The IDF also released drone video taken of the Ahli Arab Hospital and its surroundings before and after the explosion, showing where a fire ravaged part of the hospital's parking lot and damage from shrapnel. But the IDF said there is no evidence of a significant crater, which would have been created had the blast been caused by Israeli ordinance.
Some videos and images posted Wednesday on social media, however, do show what might be an impact crater.
"The ground surrounding one side of the crater shows a cone of scarring and pitting, consistent with the explosion of a munition at this site," according to an initial analysis published by Bellingcat, a fact-checking and open-source intelligence group based in the Netherlands.
"Objects within this cone appear to have suffered extensive damage, including a fence which was largely destroyed by the explosion," the Bellingcat analysis added.
But Bellingcat also said, "the impact point does not appear to be consistent with the 500, 1,000 or 2,000-pound bombs used in [Israeli] Joint Direct Attack Munitions, or JDAMs."
Hamas, which decried the explosion Tuesday as a "crime of genocide that once again reveals the ugly face of this criminal enemy and its fascist and terrorist government," leveled more criticism at Israel and the U.S. Wednesday.

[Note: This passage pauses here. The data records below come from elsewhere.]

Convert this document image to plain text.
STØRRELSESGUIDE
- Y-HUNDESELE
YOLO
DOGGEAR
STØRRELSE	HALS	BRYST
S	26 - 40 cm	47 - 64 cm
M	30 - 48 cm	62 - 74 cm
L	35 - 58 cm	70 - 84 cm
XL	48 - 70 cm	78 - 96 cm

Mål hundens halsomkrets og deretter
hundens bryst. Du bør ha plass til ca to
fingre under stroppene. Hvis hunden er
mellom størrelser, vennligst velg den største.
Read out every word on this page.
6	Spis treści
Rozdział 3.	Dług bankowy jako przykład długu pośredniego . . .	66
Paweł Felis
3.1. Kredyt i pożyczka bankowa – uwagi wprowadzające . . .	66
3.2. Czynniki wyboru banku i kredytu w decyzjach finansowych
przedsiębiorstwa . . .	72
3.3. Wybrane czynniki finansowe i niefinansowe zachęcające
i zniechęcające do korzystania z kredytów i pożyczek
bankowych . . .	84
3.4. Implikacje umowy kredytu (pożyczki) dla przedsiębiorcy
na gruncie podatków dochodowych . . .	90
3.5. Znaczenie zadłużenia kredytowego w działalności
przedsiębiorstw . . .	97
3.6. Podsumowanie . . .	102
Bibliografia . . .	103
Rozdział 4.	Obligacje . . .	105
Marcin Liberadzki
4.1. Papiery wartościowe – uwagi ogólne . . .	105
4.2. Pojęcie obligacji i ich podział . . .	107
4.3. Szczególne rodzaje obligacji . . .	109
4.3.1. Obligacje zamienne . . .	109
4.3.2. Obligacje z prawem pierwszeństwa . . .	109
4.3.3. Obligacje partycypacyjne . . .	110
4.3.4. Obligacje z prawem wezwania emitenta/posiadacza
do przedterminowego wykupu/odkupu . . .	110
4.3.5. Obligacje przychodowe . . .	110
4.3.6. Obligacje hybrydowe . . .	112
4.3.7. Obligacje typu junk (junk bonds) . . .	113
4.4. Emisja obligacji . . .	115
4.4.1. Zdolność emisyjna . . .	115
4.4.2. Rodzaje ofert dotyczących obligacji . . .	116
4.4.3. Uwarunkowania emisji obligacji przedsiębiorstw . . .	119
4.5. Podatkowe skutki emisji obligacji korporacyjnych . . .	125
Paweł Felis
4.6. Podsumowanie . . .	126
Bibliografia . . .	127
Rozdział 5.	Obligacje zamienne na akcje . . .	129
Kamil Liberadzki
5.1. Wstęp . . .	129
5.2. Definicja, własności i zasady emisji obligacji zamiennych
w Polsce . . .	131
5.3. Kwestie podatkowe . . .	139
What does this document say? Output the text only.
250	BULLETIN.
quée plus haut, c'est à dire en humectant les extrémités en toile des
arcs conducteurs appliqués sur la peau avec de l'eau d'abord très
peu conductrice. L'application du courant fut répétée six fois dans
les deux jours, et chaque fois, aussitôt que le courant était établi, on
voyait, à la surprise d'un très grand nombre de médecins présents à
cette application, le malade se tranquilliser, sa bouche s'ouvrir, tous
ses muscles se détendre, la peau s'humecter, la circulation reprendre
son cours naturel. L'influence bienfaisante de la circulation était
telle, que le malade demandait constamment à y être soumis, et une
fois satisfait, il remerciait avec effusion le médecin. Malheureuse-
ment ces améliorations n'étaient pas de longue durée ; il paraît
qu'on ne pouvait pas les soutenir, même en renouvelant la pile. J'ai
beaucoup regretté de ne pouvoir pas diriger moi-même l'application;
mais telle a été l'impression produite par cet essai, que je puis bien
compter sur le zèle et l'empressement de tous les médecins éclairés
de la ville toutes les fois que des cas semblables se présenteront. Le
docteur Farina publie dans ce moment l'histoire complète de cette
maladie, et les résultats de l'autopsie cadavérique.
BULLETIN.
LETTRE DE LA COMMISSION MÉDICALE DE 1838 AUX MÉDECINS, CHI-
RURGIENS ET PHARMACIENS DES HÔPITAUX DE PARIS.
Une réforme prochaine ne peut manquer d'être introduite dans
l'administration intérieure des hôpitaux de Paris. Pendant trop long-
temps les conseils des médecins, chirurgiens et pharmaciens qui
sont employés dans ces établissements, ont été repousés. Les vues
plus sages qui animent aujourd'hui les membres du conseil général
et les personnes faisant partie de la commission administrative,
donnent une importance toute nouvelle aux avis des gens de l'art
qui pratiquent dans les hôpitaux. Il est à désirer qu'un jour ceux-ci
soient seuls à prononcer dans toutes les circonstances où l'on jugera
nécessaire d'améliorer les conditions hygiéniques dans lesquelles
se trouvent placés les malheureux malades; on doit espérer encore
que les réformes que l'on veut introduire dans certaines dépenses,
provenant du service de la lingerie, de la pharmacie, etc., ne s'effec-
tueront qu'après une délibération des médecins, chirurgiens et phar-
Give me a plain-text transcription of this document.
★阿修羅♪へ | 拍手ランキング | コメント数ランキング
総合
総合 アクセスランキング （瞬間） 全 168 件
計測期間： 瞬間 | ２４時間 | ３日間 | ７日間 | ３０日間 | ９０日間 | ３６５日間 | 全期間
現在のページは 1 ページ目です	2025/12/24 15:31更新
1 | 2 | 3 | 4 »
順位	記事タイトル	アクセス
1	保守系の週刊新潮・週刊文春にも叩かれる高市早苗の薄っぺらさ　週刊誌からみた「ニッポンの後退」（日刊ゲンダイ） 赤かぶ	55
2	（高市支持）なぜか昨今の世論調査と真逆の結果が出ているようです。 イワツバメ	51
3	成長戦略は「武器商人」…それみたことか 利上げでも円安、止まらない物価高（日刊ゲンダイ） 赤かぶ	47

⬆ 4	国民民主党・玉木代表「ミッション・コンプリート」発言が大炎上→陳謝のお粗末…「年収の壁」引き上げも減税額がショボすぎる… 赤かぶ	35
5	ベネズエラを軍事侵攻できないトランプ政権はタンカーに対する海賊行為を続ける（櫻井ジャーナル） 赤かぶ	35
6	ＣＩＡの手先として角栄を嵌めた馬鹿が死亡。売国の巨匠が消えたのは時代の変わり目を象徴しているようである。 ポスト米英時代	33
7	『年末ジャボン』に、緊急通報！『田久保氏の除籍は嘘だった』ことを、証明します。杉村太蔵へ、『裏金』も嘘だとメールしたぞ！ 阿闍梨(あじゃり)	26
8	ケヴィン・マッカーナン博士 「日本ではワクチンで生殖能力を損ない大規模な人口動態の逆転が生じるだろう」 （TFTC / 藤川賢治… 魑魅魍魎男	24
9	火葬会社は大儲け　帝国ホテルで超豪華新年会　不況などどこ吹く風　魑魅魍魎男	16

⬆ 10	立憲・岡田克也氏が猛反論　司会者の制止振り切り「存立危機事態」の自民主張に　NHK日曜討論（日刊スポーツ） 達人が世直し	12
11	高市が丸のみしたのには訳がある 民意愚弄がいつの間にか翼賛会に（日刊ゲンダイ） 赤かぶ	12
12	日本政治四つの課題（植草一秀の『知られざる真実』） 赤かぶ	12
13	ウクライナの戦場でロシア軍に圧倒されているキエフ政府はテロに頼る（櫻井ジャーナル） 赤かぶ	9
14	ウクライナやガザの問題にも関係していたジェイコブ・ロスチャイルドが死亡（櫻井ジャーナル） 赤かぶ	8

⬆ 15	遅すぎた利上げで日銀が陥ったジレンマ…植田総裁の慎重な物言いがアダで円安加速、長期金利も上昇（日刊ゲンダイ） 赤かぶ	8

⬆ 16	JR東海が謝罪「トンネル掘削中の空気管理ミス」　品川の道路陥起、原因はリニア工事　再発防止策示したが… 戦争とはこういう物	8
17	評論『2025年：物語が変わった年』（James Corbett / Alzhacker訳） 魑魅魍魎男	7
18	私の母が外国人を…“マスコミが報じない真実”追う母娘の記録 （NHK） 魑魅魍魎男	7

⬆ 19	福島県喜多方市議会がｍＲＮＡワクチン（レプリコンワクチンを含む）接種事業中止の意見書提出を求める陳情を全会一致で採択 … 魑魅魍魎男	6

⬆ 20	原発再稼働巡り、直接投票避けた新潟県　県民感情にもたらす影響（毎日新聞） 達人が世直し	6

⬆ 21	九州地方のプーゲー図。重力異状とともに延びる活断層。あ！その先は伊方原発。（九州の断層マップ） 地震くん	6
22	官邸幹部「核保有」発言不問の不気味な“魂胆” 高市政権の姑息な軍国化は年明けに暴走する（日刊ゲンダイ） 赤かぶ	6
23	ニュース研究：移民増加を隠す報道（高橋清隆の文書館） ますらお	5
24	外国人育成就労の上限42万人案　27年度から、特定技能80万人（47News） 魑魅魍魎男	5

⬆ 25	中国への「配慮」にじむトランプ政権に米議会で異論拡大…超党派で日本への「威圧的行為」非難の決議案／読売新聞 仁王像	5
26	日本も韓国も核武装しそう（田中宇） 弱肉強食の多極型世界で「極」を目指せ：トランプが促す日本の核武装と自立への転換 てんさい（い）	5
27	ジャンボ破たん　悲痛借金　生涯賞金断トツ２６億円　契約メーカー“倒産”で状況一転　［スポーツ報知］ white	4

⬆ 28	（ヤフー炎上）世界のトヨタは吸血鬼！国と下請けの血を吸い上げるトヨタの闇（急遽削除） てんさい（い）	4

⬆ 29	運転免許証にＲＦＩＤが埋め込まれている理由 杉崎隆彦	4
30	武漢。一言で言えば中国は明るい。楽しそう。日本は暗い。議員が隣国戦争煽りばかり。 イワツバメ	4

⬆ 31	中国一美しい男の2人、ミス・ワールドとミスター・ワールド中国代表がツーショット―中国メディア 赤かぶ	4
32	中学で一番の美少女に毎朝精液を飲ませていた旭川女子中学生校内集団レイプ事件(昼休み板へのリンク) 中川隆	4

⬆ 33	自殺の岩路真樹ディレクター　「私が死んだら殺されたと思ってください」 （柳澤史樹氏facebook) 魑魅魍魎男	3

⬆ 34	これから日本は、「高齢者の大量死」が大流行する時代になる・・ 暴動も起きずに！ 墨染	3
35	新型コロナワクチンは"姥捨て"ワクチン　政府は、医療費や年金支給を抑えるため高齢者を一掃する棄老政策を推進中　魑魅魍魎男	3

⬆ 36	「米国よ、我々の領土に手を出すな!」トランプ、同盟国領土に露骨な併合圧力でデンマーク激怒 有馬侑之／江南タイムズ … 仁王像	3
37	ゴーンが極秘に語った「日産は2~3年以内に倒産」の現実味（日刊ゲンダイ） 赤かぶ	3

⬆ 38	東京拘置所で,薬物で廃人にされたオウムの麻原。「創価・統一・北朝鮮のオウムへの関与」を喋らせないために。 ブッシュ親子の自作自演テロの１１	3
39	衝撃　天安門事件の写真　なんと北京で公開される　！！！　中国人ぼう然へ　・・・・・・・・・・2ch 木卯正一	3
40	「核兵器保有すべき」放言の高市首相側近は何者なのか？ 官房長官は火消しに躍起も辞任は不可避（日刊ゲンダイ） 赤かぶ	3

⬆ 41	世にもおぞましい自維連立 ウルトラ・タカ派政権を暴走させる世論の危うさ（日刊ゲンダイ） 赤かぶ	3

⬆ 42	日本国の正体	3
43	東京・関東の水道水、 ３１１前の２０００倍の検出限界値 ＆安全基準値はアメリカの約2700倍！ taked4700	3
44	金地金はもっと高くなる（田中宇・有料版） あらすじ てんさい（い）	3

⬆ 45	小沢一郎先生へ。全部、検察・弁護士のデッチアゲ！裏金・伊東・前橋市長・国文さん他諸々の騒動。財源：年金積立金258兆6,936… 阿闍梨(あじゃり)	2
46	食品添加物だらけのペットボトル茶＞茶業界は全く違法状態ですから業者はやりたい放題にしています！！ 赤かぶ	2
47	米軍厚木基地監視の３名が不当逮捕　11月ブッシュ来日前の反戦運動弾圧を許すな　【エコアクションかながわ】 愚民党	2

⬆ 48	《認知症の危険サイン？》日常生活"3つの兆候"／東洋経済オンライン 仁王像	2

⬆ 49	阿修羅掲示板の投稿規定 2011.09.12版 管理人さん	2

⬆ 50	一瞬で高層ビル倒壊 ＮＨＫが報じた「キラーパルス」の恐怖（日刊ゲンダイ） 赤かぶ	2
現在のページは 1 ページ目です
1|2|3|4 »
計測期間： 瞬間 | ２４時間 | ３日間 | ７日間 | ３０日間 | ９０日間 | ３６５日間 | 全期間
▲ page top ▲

"The U.S. adoption of the Israeli narrative makes it involved in the Gaza massacres," the militant group said in a statement, in English, on its Telegram channel Wednesday.
"The U.S. administration's continued adoption of the Zionist narrative, which is based on lies and false claims, confirms that Washington is blindly biased toward the Israeli occupation," it said. "This policy also means that the U.S. is a direct partner with the occupation leaders in the massacres committed every minute in the already blockaded Gaza Strip."
The U.S. had also been bolstering its intelligence gathering capabilities in the region in the days before the explosion at the hospital in Gaza City.
A senior U.S. defense official said last week that the USS Gerald R. Ford Carrier Strike Group was sent to the eastern Mediterranean, in part, because of its ability to carry out intelligence collection.